Motive Of ODA
The primary purpose of ODA is to promote the economic development and welfare of developing countries. From the perspectives of the donor countries, however, their objectives in providing ODA are not all the same since their national agendas and objectives as well as their historical and cultural relationships with developing countries vary. There are largely three types of motives behind the provision of ODA: political and diplomatic motives, economic motives, and humanitarian motives. In recent years, the rising interdependence among countries fueled by globalization has been highlighted as one of the most important motives for ODA as well.
Political and Diplomatic Motives
ODA is affected by a myriad of factors, including defense alliances, political ideologies, historical relationships, security agendas and foreign policies. During the time of the Cold War, the west and the east were aggressive in using foreign aid as a strategic tool for spreading their respective ideologies. European countries provided development assistance to their former colonies as both compensation to and means of maintaining their influences over them. In recent years, donor countries have leveraged ODA to enhance their relationships with emerging economies and build their soft power to heighten their presences on the global stage. Since the drivers of ODA vary depending upon the donor countries’ foreign policy objectives and strategies, their partner countries as well as the types of their assistance and the targeted sectors tend to differ from one another.

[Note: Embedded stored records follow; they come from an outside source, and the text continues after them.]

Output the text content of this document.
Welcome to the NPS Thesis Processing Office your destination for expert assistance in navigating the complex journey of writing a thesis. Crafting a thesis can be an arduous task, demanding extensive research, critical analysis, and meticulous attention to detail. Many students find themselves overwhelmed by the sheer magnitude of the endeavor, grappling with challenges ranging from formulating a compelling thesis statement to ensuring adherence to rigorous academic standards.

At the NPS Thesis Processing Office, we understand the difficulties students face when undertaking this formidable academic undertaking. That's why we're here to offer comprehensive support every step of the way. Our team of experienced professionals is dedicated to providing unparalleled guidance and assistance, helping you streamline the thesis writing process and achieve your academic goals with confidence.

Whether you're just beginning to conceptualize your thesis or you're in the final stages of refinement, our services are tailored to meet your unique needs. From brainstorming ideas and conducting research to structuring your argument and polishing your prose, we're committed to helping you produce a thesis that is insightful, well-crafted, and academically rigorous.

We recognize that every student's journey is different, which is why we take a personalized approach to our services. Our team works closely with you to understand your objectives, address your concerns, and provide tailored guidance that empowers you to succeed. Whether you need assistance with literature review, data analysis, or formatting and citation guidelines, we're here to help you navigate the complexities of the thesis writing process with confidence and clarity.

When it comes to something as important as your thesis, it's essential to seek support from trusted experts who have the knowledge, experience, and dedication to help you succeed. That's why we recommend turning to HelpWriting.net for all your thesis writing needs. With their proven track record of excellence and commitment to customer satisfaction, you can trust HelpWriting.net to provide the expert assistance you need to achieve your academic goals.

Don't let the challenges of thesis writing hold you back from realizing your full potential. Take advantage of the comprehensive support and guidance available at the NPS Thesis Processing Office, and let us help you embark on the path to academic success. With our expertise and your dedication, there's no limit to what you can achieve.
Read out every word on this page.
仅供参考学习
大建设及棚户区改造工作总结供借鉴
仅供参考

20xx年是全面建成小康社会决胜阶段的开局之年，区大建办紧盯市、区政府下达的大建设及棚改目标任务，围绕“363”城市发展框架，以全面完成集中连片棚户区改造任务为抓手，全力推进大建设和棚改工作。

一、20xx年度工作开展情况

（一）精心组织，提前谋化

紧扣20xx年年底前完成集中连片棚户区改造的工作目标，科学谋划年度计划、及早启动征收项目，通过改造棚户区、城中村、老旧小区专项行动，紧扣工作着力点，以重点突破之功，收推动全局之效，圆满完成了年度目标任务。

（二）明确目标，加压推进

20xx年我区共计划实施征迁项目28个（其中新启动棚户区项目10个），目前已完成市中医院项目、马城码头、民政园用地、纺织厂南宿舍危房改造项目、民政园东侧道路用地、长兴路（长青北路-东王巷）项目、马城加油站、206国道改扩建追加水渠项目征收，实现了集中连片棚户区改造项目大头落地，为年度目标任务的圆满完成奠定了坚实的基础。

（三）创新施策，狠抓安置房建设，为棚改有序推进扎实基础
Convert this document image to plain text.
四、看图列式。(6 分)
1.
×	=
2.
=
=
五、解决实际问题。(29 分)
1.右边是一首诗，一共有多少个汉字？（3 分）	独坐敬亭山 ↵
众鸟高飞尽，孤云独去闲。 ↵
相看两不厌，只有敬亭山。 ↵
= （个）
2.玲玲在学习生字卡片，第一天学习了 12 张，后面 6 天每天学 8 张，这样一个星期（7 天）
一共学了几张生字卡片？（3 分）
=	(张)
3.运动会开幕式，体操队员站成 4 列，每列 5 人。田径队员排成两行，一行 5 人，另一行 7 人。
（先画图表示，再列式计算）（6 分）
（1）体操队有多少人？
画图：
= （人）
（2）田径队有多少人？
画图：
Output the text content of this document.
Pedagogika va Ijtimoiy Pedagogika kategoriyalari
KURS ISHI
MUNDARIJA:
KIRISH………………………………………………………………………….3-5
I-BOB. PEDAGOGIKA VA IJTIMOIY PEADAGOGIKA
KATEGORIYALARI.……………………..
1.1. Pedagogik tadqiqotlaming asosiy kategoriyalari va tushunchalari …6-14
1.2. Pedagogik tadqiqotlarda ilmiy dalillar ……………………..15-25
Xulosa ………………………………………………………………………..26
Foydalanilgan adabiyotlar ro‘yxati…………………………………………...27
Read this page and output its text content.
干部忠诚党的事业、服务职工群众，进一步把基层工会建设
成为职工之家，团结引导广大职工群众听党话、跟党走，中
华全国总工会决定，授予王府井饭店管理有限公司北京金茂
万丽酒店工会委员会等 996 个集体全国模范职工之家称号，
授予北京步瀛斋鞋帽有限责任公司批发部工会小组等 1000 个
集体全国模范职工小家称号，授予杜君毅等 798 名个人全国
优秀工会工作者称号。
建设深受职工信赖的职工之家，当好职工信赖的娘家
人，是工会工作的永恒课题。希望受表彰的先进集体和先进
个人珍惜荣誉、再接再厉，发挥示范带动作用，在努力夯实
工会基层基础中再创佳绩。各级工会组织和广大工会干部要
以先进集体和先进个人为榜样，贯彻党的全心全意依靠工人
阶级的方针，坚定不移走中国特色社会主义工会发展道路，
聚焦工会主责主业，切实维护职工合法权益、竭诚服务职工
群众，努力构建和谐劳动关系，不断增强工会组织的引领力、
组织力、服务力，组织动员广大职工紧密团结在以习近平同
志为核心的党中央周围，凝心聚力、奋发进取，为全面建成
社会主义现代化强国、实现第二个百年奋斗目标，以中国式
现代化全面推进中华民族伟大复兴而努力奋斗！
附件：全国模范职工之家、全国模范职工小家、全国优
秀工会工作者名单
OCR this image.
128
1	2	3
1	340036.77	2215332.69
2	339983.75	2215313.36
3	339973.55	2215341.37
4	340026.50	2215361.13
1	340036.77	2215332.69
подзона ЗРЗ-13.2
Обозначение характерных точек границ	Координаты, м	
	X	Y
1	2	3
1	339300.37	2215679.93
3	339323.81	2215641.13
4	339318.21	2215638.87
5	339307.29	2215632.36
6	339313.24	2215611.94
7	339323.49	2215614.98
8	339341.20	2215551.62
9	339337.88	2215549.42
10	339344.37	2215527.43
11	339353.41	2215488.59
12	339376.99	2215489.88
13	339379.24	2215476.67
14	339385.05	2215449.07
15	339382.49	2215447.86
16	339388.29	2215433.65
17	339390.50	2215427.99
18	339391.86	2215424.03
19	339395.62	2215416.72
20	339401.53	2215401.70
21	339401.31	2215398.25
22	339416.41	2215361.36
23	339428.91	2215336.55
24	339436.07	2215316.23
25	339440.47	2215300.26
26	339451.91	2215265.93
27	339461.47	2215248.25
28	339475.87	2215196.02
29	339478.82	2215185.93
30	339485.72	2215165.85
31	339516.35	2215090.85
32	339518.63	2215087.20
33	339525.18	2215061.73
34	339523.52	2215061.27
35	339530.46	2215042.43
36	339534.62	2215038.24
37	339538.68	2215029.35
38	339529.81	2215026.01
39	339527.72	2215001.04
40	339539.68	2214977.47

Economic motives are associated with the notion that ODA can lay foundations for economic take·offs in developing countries, and may in turn contribute to expansions of market opportunities for companies in the donor countries that are looking to establish footholds in overseas markets. Since Southeast Asian countries are the destinations for a large of share of Korea’s exports, the economic aspect of ODA has gained more attention here. However, the donors’ explicit and exclusive pursuit of economic gains is not desirable in ODA, which should be used as a means of promoting shared growth between the donor and the developing countries.
Humanitarian motives originate the global moral obligation to end absolute poverty so as to help realize the universal values of mankind (e.g. human rights). The humanitarian viewpoint focuses on the fact that poverty remains prevalent despite the striking development that the world has achieved since the end of World War II. Specifically, it regards helping people in developing countries to secure basic livelihoods to lead fulfilling lives as a moral obligation to meet universal values. This view proliferated and gained prominence in the field of development cooperation after the “Pearson Report” in 1969, which propagated the term “world community.”
Interdependent Global Community Motives
In an age of hyper-connectedness, in which people and information are allowed to flow freely into and out of countries, what happens in one country is no longer confined to within its borders but can have effects that are quickly transmitted to neighboring countries and beyond. Just as environmental degradation, climate change and epidemics of disease are affecting the international community, poverty and political instability can fuel global upheavals by giving rise to terrorism or refugee crises that pose grave security threats to the world as a whole. In this changing global environment, donor countries have begun to recognize developing countries not as the recipients of their aid, but as essential economic and political partners that are inextricably linked to their own long-term prosperity and survival.
Each nation has their own ODA objectives and delivery frameworks based upon their historical, political, social and economic backgrounds. In combination of diverse motivations and purposes as explained above, these factors affect the provision of ODA across the globe. Meanwhile, the United Nations (UN) has recommended to the international community that it engage in development cooperation on the basis of the principles of humanitarianism and the interdependence of the world's countries, in order to achieve the Sustainable Development Goals (SDGs) and build on the successes of the Millennium Development Goals (MDGs).